Ask HN: Dedicated hosting? - fjabre

I definitely see the value in services like Slicehost/Linode but scaling up to larger plans for such services is basically the same cost as renting out a dedicated server. If I'm going to pay $300+/month I want the box to myself.<p>Does anyone out there know of any good dedicated server providers? After some googling I'm finding so many it's a little hard to sift through all the usual fluff.<p>Thanks
======
ibejoeb
I've been with DataPipe (<http://www.datapipe.com>) for the past 7 years, and
I highly recommend them. They offer basic colocation through fully managed
hosting. Very bright, competent staff, and they've always stood by their SLAs
without giving me grief.

I also have dedicated servers at ServerBeach. I haven't had a problem, but I
find the turnaround time is sometimes unreasonably long.

------
Rust
<http://serverbeach.com> and <http://layeredtech.com> are both one I currently
use.

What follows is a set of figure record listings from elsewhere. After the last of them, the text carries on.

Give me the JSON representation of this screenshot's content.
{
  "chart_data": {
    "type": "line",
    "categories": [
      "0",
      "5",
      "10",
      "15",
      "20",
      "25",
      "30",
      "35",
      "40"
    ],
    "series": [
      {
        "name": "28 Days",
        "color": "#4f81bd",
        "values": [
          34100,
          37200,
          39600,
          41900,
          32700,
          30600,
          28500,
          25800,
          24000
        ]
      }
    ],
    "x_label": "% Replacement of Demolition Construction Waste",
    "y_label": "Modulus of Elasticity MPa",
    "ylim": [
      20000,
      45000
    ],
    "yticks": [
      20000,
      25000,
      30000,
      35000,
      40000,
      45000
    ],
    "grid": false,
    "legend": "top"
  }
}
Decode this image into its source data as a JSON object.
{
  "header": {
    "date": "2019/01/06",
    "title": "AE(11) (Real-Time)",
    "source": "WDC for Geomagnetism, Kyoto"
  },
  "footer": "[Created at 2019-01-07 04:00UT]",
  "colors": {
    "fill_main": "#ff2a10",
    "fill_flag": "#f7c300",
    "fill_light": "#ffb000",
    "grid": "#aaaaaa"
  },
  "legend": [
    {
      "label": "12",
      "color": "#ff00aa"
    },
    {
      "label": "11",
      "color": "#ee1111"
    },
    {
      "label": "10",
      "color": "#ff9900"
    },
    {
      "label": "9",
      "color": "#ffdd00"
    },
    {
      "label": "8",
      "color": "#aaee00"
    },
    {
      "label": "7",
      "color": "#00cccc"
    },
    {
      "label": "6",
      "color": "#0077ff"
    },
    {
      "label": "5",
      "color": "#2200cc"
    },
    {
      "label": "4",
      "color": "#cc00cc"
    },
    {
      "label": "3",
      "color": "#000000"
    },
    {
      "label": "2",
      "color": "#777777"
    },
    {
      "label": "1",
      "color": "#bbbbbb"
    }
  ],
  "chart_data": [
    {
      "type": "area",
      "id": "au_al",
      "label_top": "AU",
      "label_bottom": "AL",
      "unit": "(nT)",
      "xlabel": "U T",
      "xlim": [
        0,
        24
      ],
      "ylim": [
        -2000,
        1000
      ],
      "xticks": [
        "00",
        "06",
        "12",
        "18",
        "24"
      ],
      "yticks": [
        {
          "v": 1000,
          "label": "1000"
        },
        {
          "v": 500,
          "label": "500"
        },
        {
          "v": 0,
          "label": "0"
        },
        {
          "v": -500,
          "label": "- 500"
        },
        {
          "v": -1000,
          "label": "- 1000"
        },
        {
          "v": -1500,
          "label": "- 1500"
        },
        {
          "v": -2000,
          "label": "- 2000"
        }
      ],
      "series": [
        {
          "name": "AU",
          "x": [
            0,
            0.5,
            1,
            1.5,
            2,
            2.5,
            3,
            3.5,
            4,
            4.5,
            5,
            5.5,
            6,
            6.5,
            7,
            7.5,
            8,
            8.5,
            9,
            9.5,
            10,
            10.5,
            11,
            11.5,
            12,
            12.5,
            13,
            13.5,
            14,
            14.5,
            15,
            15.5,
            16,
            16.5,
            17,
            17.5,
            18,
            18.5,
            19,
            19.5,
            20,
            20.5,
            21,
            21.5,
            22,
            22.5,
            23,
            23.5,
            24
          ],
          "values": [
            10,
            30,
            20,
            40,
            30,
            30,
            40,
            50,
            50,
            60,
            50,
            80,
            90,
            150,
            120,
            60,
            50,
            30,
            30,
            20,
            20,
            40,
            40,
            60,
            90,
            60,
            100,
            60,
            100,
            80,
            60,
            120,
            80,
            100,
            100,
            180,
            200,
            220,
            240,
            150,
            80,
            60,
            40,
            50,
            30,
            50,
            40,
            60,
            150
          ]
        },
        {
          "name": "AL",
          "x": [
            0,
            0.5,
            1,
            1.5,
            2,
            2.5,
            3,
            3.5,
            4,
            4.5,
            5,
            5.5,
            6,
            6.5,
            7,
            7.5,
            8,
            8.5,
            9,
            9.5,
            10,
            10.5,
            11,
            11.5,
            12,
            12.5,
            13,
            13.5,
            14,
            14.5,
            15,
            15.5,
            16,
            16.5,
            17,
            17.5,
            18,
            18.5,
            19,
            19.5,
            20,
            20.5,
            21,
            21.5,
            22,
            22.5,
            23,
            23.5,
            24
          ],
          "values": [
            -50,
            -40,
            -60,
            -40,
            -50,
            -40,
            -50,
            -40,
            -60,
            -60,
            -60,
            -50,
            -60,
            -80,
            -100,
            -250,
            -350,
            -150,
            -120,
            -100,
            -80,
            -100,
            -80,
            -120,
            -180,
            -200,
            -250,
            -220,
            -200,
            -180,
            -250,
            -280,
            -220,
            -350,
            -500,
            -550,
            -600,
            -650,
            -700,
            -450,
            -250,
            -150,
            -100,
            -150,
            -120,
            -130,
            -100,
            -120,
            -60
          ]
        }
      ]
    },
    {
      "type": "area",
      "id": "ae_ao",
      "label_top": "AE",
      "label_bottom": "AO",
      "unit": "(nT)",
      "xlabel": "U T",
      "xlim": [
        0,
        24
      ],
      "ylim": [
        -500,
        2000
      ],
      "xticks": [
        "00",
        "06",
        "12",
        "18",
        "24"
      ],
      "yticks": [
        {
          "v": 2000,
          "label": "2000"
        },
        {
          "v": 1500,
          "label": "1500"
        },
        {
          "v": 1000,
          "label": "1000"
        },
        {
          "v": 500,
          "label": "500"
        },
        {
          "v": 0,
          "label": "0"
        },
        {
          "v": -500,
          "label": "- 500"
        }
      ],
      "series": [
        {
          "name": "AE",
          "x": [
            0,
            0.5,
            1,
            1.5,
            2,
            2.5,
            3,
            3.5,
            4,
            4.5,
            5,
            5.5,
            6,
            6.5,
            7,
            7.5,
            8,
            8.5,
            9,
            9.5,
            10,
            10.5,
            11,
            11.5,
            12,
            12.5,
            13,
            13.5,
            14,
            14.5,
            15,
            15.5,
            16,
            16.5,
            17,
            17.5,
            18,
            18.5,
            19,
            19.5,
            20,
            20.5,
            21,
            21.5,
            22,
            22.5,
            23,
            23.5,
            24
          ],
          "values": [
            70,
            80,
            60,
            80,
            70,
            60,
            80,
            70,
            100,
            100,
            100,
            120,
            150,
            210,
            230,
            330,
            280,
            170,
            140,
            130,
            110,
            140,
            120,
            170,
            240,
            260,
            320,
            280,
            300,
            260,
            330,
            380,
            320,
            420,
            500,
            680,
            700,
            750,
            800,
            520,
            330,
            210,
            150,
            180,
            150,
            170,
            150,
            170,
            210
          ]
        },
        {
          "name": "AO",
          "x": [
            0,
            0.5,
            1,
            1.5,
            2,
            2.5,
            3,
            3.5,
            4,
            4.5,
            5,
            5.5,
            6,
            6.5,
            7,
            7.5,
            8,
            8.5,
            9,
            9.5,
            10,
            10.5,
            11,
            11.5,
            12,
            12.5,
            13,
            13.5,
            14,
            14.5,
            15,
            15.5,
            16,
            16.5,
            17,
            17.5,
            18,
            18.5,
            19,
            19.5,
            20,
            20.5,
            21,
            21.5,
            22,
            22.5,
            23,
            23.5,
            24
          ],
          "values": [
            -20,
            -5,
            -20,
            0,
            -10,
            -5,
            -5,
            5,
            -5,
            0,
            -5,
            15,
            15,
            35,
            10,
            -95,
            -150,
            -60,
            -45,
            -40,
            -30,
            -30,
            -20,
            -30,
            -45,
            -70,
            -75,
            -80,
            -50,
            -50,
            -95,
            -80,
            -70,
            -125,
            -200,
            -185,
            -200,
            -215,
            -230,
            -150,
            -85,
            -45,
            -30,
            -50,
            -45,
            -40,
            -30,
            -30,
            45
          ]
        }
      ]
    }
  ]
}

Like another commenter noted, ServerBeach sometimes takes a while to
respond, but the same server is over $100/month cheaper with them than at
LayeredTech. On the other hand, the Cedar Falls facility that LayeredTech runs
is freakin' awesome.

------
jeebusroxors
I recently went with <http://atlantic.net> after a few weeks of researching.
So far service has been top notch and I have no complaints. Feel free to email
for details.

------
jmulder
I have been a customer of ServerBeach (<http://www.serverbeach.com/>) since
their early days back in 2002 I believe. Always been good and their support
has been top notch, both in times of software and hardware issues -- I once
had a HDD go berserk on me.

I am however slowly moving to a smaller and cheaper Linode plan, but that's
only because I don't need the bigger stuff anymore.

------
arvinds
Highly recommend <http://m5hosting.com> \- top notch technical people and so
far has been very reliable.

------
eliot_sykes
<http://www.webhostingtalk.com/> is a good place to get an answer to this
question